14 Oct 2022  |   05:29am IST

Who profited from demonetisation?

The Central government in 2016 unexpectedly and abruptly announced the demonetisation of Rs 500 and Rs 1,000 banknotes and issued the new notes of Rs 500 and Rs 2,000.
Who profited from demonetisation?

The rulers patted themselves on the back claiming that they had curtailed the black money and the money used to fund illegal activities such as terrorism. The consequences of the move followed.

The common men had to wait in lengthy queues in front of banks and ATM machines like beggars to deposit their old notes and to withdraw the cash. Several deaths were alleged to have taken place due to the rush to exchange cash; however, one will have to accept that the demonetisation took a huge toll on the people. The decision which was implemented without any forewarning left a huge dent in the rural economy. It would be afternoon by the time the village people would reach the cities to exchange their old notes and sometimes had to go back without completing the task as they had to catch the last bus going to their village. In a dilemma whether to go to work or to deposit the old notes, some had to even get rid of their notes.

The case of demonetisation has now reached the Supreme Court. The Apex court has asked the government and RBI whether the move achieved its objectives. A five-judge bench headed by Justice SA Nazeer has asked Union, RBI to file comprehensive affidavits by November 9 asking under which law they had exercised the note ban. As per the petitioners, Section 26(2) in the Reserve Bank of India Act does not grant any right to the government to entirely nullify notes of a particular value. Section 26(2) gives the right to the Union to demonetise the whole currency notes or a particular series of the currency notes, to which the government and RBI will now have to answer.

The BJP-led central government on November 8, 2016 decided to take back 85% of the currency notes and a ban on the notes with denominations 500 and 1,000 was announced overnight. The decision has completed almost six years but the people have not forgotten about the demonetisation. The decision created a significant disruption throughout the economy, especially in the rural areas where all the trades and businesses are run in cash. In India, it's still very common to keep cash at home in case an emergency arises. The people in rural areas are still not used to the idea of health insurance and heavily rely on the cash in hand. They did not understand how to answer where the money came from. Some had arranged to get new notes by thinking that if they deposit demonetised notes up to 2.5 lakh in their bank accounts then the government would not question them. The government had stated at that time that the demonetisation was to bring back the black money and to act against unaccounted wealth.

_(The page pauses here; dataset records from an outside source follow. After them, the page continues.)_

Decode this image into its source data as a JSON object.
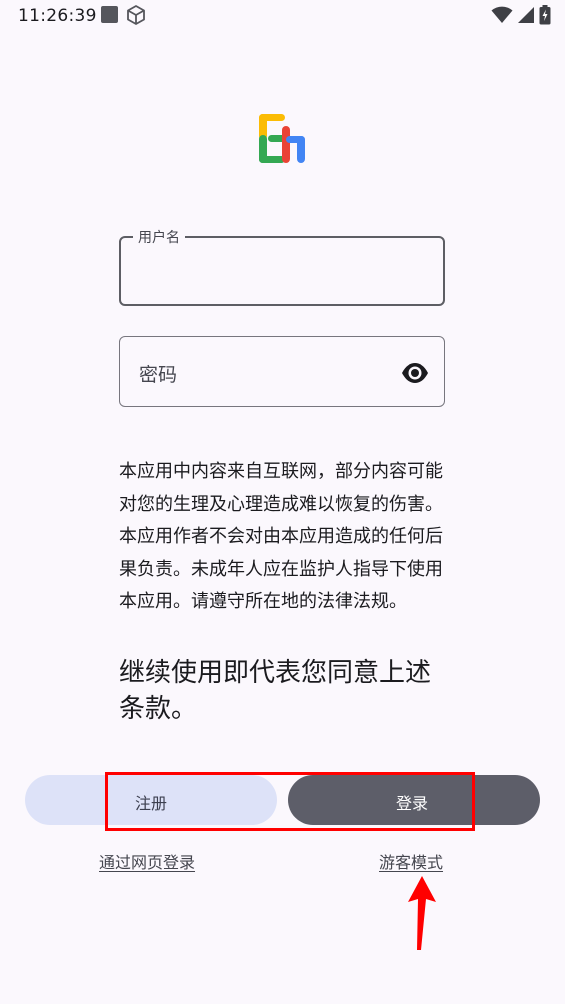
{
  "status_bar": {
    "time": "11:26:39",
    "icons": [
      "stop-square-icon",
      "cube-icon",
      "wifi-icon",
      "signal-icon",
      "battery-charging-icon"
    ]
  },
  "app": {
    "logo_icon": "eh-logo-icon",
    "logo_colors": [
      "#fbbc05",
      "#34a853",
      "#ea4335",
      "#4285f4"
    ]
  },
  "form": {
    "username": {
      "label": "用户名",
      "value": ""
    },
    "password": {
      "placeholder": "密码",
      "toggle_icon": "eye-icon"
    }
  },
  "disclaimer": "本应用中内容来自互联网，部分内容可能对您的生理及心理造成难以恢复的伤害。本应用作者不会对由本应用造成的任何后果负责。未成年人应在监护人指导下使用本应用。请遵守所在地的法律法规。",
  "agreement": "继续使用即代表您同意上述条款。",
  "buttons": {
    "register": "注册",
    "login": "登录"
  },
  "links": {
    "web_login": "通过网页登录",
    "guest_mode": "游客模式"
  },
  "annotations": {
    "highlight_color": "#ff0000",
    "arrow_color": "#ff0000"
  }
}
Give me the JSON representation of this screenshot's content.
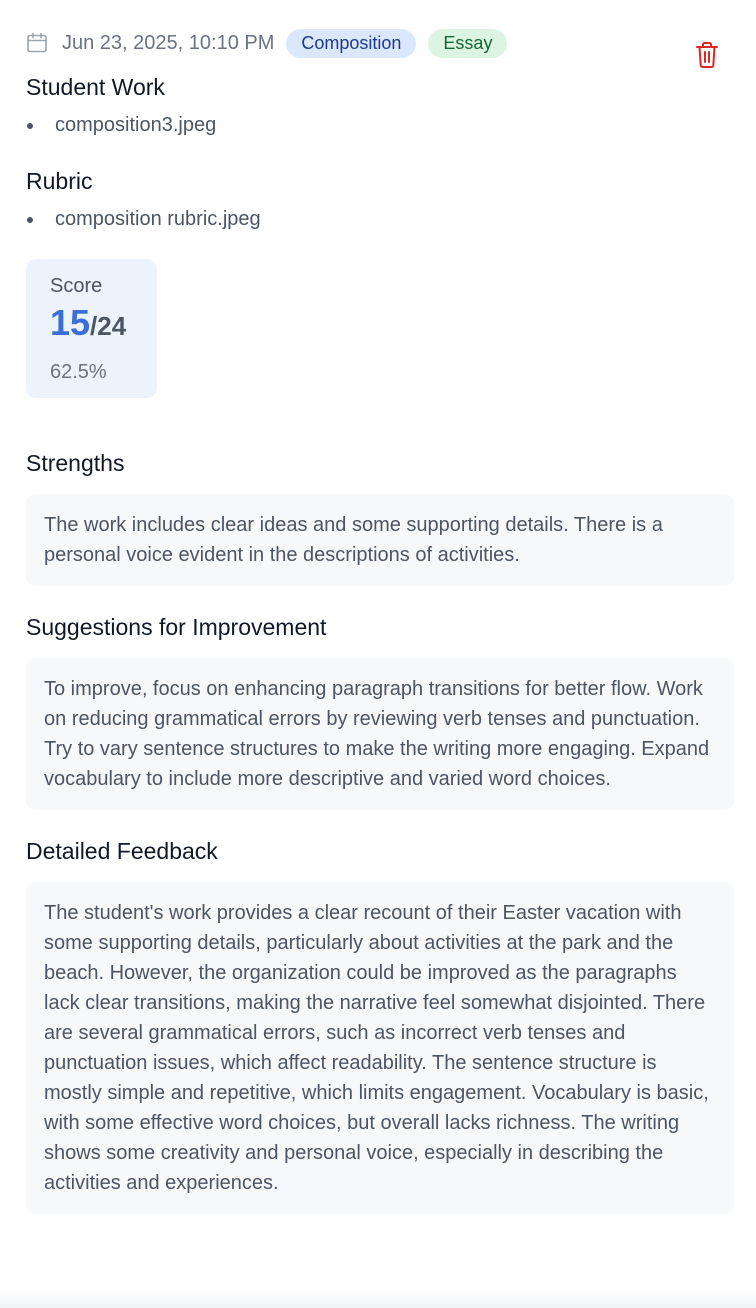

Six years on, and nobody seems to know the definite results of the move. 

It was also said that the decision would help to make the country's economy go cashless. It is not clear whether the government was able to recover black money, however, the decision might have helped to collect the taxes.

It is also true that there has been a reported increase in digital transactions. Nevertheless, people still do not walk out of the house without keeping notes in their pockets. The situation was chaotic and confusing when the decision was announced. There were new notes available in the banks in exchange of banned ones although the limit was of just Rs 4,000 and that too for a limited period. The abrupt decision and its poor execution have only affected the poor from the rural areas and the stories of them continue to come out. The government's intention was to bring back the black money from abroad which according to them was a reason behind corruption and illegal activity. The government was also of the opinion that this money does not come under the tax revenue. 

The note ban has not changed this situation still. In fact the ones who legally owned cash in large amounts had to suffer while exchanging them. According to a report published by RBI in 2018, 99% of the demonetised banknotes had been deposited with the banking system which gives enough scope to claim that the government's intention behind the move suffered a humiliating defeat. The government has not yet officially accepted their trouncing and it will be crucial to see which strategy they adopt for their defence in the Supreme Court.